Le Sénat a largement voté, le 12 juillet, le projet de loi « plein-emploi », imposant notamment une inscription automatique des bénéficiaires du RSA sur la liste des demandeurs d’emploi ainsi qu’une obligation de travail et un régime de suspension des aides perçues. Des mesures jugées « scandaleuses » par Sophie Binet, la secrétaire générale de la CGT.
Les bénéficiaires du RSA (Revenu de solidarité active) pourraient bientôt être inscrits d’office sur la liste des demandeurs d’emploi, contraints de signer un « contrat d’engagement » leur imposant, sauf situations particulières, de travailler quinze heures par semaine, et soumis à une nouvelle mesure dite de « suspension-remobilisation » leur coupant leur allocation en cas de non respect de leurs obligations. Le Sénat a voté, le 12 juillet, le projet de loi pour le « plein-emploi », actant notamment ces bouleversements redoutés par les élus de gauche, les syndicats et de nombreuses associations d’aide aux plus précaires.
Ces mesures, dont certaines ne figuraient pas dans le texte initial du projet de loi, avaient fait leur retour dans la version du texte amendée en commission des Affaires sociales, en juin dernier, et cristallisent, depuis, de nombreuses critiques, longuement détaillées dans un avis, publié le 6 juillet, par la défenseure des droits. Cette dernière estime ainsi que « ce renforcement des obligations d’insertion socioprofessionnelle porte des atteintes disproportionnées ou discriminatoires aux droits et libertés des bénéficiaires du RSA ».
Un dispositif infantilisant
Jugeant ce dispositif dit « de remobilisation » des publics précaires infantilisant à leur égard, Claire Hédon rappelle que « l’alinéa 11 du préambule de la Constitution de 1946 reconnaît un droit à l’aide sociale, impliquant une obligation pour l’État de garantir des moyens convenables d’existence à ceux qui sont dans l’incapacité d’en bénéficier grâce à leur travail
Un principe fondamental que les élus de gauche, mobilisés pour tenter de supprimer ces deux articles - « en rupture avec les principes fondamentaux de notre protection sociale », selon l’écologiste Raymonde Poncet Monge -, ont tenté, en vain, de défendre dans un hémicycle majoritairement à droite. Les sénateurs sont allés jusqu’à infléchir certaines dispositions du texte, dans le sens d’un durcissement, en imposant un contrat fixe de quinze à vingt heures d’activités hebdomadaires, là où le texte laissait place à une certaine souplesse.
« On en parle peu, mais le projet de loi plein-emploi est une nouvelle attaque contre les personnes en situation de précarité.
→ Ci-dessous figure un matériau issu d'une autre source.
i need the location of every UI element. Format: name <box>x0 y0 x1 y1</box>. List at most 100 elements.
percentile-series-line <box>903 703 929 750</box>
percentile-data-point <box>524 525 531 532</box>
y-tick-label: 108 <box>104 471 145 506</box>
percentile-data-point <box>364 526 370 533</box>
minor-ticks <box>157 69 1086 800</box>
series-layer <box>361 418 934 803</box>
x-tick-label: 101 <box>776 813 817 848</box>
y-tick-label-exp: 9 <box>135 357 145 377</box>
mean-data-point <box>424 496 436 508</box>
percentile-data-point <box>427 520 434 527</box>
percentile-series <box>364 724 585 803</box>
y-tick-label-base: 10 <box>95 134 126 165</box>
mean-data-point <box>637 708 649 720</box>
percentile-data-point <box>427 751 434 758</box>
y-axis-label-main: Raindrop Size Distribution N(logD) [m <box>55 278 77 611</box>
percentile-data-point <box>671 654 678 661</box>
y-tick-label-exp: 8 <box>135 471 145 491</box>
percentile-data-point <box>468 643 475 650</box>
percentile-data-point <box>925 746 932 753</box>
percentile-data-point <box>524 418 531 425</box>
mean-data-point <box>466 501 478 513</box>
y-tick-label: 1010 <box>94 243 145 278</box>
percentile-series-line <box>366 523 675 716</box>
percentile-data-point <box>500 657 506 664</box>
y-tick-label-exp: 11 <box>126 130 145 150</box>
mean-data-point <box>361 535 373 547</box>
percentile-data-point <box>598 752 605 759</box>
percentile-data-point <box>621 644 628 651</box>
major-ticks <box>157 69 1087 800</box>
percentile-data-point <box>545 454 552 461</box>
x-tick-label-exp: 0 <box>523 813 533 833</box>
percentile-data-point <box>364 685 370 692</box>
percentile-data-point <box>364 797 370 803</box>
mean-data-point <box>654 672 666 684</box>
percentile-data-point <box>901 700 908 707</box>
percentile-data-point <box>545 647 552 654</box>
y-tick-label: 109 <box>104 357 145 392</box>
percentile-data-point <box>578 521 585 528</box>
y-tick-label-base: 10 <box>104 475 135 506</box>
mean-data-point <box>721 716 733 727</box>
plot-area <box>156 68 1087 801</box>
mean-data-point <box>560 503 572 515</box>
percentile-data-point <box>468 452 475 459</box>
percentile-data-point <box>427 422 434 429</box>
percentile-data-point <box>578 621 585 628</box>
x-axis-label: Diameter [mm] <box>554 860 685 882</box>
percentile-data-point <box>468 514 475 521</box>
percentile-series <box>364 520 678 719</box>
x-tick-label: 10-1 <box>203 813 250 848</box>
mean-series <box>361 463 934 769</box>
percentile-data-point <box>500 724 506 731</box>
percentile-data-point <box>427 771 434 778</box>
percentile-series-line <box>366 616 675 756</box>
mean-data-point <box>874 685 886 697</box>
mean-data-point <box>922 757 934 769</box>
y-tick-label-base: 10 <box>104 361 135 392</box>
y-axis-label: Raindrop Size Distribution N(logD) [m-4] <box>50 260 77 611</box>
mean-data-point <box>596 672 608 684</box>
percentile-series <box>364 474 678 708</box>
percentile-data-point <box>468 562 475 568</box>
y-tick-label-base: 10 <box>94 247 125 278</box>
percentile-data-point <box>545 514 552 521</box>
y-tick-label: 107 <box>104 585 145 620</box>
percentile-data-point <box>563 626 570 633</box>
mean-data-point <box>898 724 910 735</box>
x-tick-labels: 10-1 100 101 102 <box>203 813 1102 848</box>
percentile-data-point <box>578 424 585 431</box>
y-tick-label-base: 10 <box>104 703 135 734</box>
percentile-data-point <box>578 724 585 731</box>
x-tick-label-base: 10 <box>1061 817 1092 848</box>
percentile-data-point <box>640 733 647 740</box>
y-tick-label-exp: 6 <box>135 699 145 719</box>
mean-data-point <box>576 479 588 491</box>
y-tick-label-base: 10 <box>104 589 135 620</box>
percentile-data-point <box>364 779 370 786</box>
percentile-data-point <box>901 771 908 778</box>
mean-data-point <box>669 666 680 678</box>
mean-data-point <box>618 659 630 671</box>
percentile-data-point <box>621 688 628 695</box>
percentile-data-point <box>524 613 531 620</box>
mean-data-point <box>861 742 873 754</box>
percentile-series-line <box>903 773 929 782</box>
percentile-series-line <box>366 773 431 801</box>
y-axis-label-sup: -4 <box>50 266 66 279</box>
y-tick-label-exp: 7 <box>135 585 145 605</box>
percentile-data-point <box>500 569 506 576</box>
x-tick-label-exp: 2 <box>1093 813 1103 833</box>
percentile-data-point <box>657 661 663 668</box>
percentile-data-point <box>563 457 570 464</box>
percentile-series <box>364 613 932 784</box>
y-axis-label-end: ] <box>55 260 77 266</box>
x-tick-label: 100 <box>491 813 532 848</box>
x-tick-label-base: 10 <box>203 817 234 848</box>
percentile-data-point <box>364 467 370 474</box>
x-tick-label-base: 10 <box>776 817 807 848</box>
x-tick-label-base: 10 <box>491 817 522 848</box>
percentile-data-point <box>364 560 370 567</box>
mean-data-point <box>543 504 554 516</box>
Un PJL libéral et infantilisant » , a dénoncé le sénateur socialiste Hervé Gillé, sur son compte Twitter, traduisant la levée de boucliers face à ces mesures qui, selon la CGT, « derrière l’objectif du plein-emploi, s’attaquent aux précaires plutôt qu’à la précarité ».
Sophie Binet, la secrétaire générale de la CGT, jugeant cette réforme « scandaleuse », a plus spécifiquement souligné les difficultés que poserait cette obligation de travail, en particulier pour les mères bénéficiaires du RSA, « assignées au foyer à devoir prendre en charge les enfants», alors que « 50% des enfants de moins de trois ans n'ont pas de mode de garde », faute de place en crèche ou d'assistante maternelle.
Les sénateurs du groupe CRCE (Communiste, républicain, citoyen et écologiste) ont également réagi. Pointant le décalage de ce texte avec la volonté d’apaisement prônée par Emmanuel Macron, ils dénoncent, par la voix de leur présidente et sénatrice de Seine-Saint-Denis, Éliane Assassi, des mesures consistant à « renforcer le contrôle des chômeurs et les sanctions des bénéficiaires du RSA ».
Le texte, porté par le ministre du Travail Olivier Dussopt, prévoit par ailleurs d’autres bouleversements, dont la refonte à partir de 2024 de Pôle emploi, qui deviendrait ainsi France Travail et s’inscrirait dans un réseau du même nom, combinant plusieurs acteurs (collectivités territoriales, l’État, les missions locales, Cap Emploi...).
Avant d’être définitivement soumis à l’adoption du parlement, le projet de loi devra être examiné à l’automne par l’Assemblée nationale.